Four clinical practice guidelines outlining the use of portable monitoring devices for the diagnosis of OSA were retrieved. Three of these guidelines recommend limiting the use of portable monitoring devices to those patients with a high pretest probability of moderate-to-severe OSA and without other potentially confounding medical conditions or sleep disorders. In addition, they recommend the maintenance of the same high technical standards during home testing as those that would be found in an accredited sleep centre. A fourth guideline recommends the use of actigraphy as a method to estimate total sleep time when PSG is unavailable.
Most studies evaluating portable monitoring devices have been conducted on Caucasian male patients with no comorbidities and a high pretest probability of OSA. Consequently, the results of these studies may not be generalizable to other groups of patients. Most studies assessing portable monitors for diagnostic accuracy were conducted simultaneously with the use of PSG in a laboratory. Hence, it is difficult to assess the utility of portable monitoring devices for use at home. Studies examining long-term, clinically important outcomes in patients who receive a diagnosis after the use of portable monitoring devices are yet to be performed.
Although CPAP is the cornerstone of therapy for OSA, compliance is often poor.
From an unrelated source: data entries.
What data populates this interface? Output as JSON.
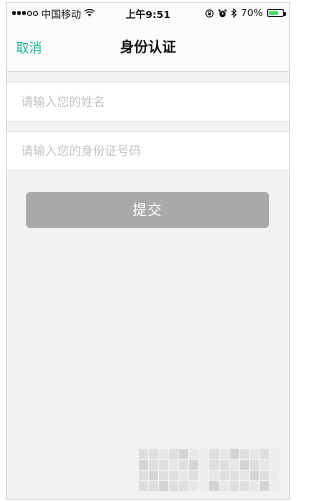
{
  "status_bar": {
    "carrier": "中国移动",
    "time": "上午9:51",
    "battery_percent": "70%",
    "battery_level": 0.7,
    "icons": [
      "signal-dots-icon",
      "wifi-icon",
      "lock-rotation-icon",
      "alarm-icon",
      "bluetooth-icon",
      "battery-icon"
    ]
  },
  "nav": {
    "cancel_label": "取消",
    "title": "身份认证"
  },
  "form": {
    "name_placeholder": "请输入您的姓名",
    "name_value": "",
    "id_placeholder": "请输入您的身份证号码",
    "id_value": "",
    "submit_label": "提交"
  },
  "colors": {
    "accent": "#1ab394",
    "submit_disabled_bg": "#a9a9a9",
    "page_bg": "#f2f2f2"
  }
}
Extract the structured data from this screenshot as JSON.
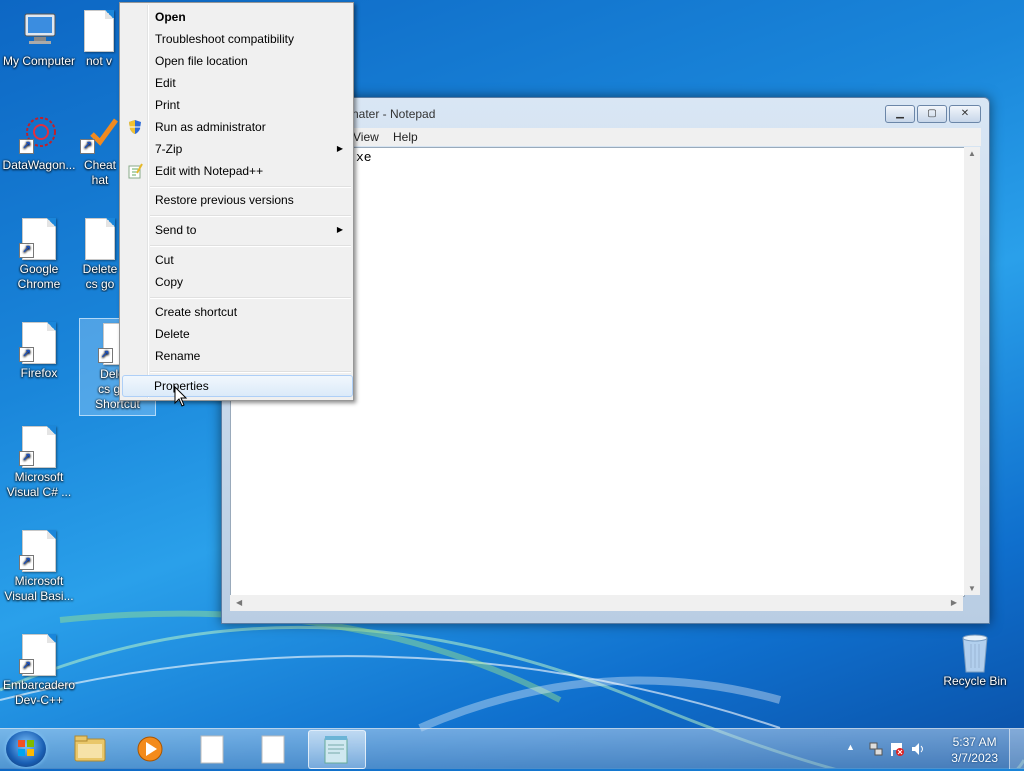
{
  "desktop": {
    "icons": [
      {
        "label": "My Computer"
      },
      {
        "label": "not v"
      },
      {
        "label": "DataWagon..."
      },
      {
        "label": "Cheat",
        "label2": "hat"
      },
      {
        "label": "Google",
        "label2": "Chrome"
      },
      {
        "label": "Delete",
        "label2": "cs go"
      },
      {
        "label": "Firefox"
      },
      {
        "label": "Delete",
        "label2": "cs go h",
        "label3": "Shortcut"
      },
      {
        "label": "Microsoft",
        "label2": "Visual C# ..."
      },
      {
        "label": "Microsoft",
        "label2": "Visual Basi..."
      },
      {
        "label": "Embarcadero",
        "label2": "Dev-C++"
      },
      {
        "label": "Recycle Bin"
      }
    ]
  },
  "notepad": {
    "title": "nater - Notepad",
    "menu": {
      "view": "View",
      "help": "Help"
    },
    "content": "xe",
    "buttons": {
      "minimize": "▁",
      "maximize": "▢",
      "close": "✕"
    }
  },
  "context_menu": {
    "items": [
      {
        "label": "Open"
      },
      {
        "label": "Troubleshoot compatibility"
      },
      {
        "label": "Open file location"
      },
      {
        "label": "Edit"
      },
      {
        "label": "Print"
      },
      {
        "label": "Run as administrator"
      },
      {
        "label": "7-Zip"
      },
      {
        "label": "Edit with Notepad++"
      },
      {
        "label": "Restore previous versions"
      },
      {
        "label": "Send to"
      },
      {
        "label": "Cut"
      },
      {
        "label": "Copy"
      },
      {
        "label": "Create shortcut"
      },
      {
        "label": "Delete"
      },
      {
        "label": "Rename"
      },
      {
        "label": "Properties"
      }
    ],
    "submenu_glyph": "▶"
  },
  "taskbar": {
    "clock_time": "5:37 AM",
    "clock_date": "3/7/2023",
    "tray_expand": "▲"
  }
}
Several factors may influence treatment initiation and compliance with CPAP, including severity of symptoms, cost to the patient, frequency of follow-up, satisfaction with mode of therapy, education about the health consequences of OSA, and level of discomfort including claustrophobia and upper airway side effects.
A survey was conducted to assess which Canadian jurisdictions provide coverage for devices that are used in the diagnosis and treatment of OSA at home. Responses were received from all jurisdictions except Quebec, Northwest Territories, and Nunavut. Public funding of CPAP equipment is available in Ontario, Alberta, Manitoba, New Brunswick, Saskatchewan, Newfoundland, and the Yukon. The only jurisdiction that funds private testing at home using a portable monitoring device for oximetry is the Yukon. British Columbia, Prince Edward Island, and Nova Scotia do not provide coverage for devices that are used at home for the diagnosis or treatment of OSA. Several private medical insurance policies cover CPAP equipment, but the amount of aid varies between insurers, and there may be variations in benefits between individual and group policies at the same firm.
Conclusions and Implications for Decision- or Policy-Making
Although laboratory PSG is the standard test used in the diagnosis of OSA, there is evidence that among patients with a high pretest probability of moderate-to-severe OSA with no comorbidities, portable monitoring devices may be useful for the diagnostic evaluation of patients when there is limited access to laboratory sleep studies and sleep specialists. Pulse oximetry that is used alone is not recommended for the diagnostic evaluation of OSA. Canadian jurisdictions should take local needs and resources into account when considering reimbursement of portable monitoring at home.